Rev. Soc. Bras. Med. Trop. v.38 n.3 Uberaba mayo/jun. 2005

http://dx.doi.org/10.1590/S0037-86822005000300010 

RELATO DE CASO CASE REPORT

 

Púrpura em paciente com estrongiloidíase disseminada

 

Purpura in patient with disseminated strongiloidiasis

 

 

Luciano C. RibeiroI, II; Edson N.A. Rodrigues JuniorII; Margareth D. SilvaII; Arley TakiuchiII; Cor Jesus F. FontesI, II

INúcleo de Estudos de Doenças Infecciosas e Tropicais de Mato Grosso, Cuiabá, MT
IIDepartamento de Clínica Médica da Faculdade de Ciências Médicas da Universidade Federal de Mato Grosso, Cuiabá, MT

Endereço para correspondência

 

 


RESUMO

A infecção pelo Strongyloides stercoralis em associação com imunosupressão pode manifestar-se com lesões em múltiplos órgãos e sistemas, caracterizando a forma disseminada da doença. Lesões cutâneas não são freqüentemente relatadas e, se presentes, manifestam-se como rash e petéquias. Púrpuras bem definidas são pouco descritas. No presente trabalho é descrito um caso de estrongiloidíase disseminada, com acometimento cutâneo em forma de púrpura, que se desenvolveu em um paciente timectomizado e usuário crônico de corticosteróide devido à miastenia gravis.

Palavras-chaves: Estrongiloidíase disseminada. Púrpura.


ABSTRACT

The association of systemic corticosteroid therapy and dissemination of Strongyloides stercoralis has been increasingly documented in the literature. Skin involvement in disseminated strongyloidiasis has been reported and the most commonly described cutaneous manifestations are rash and petechial eruptions.
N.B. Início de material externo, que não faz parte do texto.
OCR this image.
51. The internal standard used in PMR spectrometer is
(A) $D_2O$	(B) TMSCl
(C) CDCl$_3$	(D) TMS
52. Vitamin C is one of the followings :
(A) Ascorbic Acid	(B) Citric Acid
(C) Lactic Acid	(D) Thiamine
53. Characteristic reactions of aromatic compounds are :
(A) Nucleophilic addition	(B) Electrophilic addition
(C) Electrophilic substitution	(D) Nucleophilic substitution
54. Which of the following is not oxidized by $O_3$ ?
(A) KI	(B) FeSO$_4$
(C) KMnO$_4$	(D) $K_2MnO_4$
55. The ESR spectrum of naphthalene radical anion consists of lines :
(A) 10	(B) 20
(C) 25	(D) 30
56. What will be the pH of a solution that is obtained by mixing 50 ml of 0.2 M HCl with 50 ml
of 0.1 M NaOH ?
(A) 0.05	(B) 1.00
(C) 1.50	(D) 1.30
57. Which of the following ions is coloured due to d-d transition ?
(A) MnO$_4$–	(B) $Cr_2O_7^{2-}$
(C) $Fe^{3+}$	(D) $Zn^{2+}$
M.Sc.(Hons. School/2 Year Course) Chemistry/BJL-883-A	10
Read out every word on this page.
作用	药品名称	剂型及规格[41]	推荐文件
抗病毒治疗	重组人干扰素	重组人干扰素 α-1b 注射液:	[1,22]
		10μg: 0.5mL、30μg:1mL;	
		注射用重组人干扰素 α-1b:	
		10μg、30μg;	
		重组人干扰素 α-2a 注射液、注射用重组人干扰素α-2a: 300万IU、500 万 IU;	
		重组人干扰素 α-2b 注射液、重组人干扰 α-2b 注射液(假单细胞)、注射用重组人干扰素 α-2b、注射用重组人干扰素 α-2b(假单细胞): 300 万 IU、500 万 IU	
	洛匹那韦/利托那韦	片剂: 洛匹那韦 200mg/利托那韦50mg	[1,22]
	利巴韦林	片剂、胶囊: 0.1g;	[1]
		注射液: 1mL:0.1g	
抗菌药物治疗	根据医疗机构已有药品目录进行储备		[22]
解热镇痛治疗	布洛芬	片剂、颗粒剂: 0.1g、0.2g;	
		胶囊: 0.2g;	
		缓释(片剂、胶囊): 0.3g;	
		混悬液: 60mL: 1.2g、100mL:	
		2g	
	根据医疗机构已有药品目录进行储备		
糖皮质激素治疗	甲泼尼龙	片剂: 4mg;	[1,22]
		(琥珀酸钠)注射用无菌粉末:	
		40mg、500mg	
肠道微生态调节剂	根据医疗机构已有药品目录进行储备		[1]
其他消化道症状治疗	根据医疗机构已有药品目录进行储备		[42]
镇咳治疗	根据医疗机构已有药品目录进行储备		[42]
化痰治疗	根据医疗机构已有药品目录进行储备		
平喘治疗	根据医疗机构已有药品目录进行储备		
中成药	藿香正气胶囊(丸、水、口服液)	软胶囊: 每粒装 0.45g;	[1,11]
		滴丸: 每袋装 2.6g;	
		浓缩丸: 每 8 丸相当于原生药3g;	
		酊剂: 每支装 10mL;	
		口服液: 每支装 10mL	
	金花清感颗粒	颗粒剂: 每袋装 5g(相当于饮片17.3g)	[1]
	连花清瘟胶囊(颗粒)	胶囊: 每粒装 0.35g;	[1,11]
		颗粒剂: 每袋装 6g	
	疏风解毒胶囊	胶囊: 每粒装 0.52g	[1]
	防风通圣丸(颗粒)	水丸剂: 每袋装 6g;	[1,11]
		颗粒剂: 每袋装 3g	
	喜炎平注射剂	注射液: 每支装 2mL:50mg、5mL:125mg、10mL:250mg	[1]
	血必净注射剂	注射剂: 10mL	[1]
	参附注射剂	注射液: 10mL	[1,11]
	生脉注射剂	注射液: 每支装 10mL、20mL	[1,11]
We present a case of an immunosuppressed man that developed disseminated strongyloidiasis with extensive purpura.

Key-words: Disseminated strongyloidiasis. Purpura.


 

 

A estrongiloidíase é uma helmintose predominantemente intestinal, causada pelo Strongyloides stercoralis, sendo o homem seu principal reservatório, e a principal fonte de infecção. O risco de infecção é diretamente proporcional às condições de higiene do indivíduo. Apresenta ampla distribuição mundial, porém, com maior prevalência nas regiões tropicais e subtropicais. No Brasil, os dados variam de acordo com a região, com prevalência variando de 15 a 82%, mantendo uma média de 20%9.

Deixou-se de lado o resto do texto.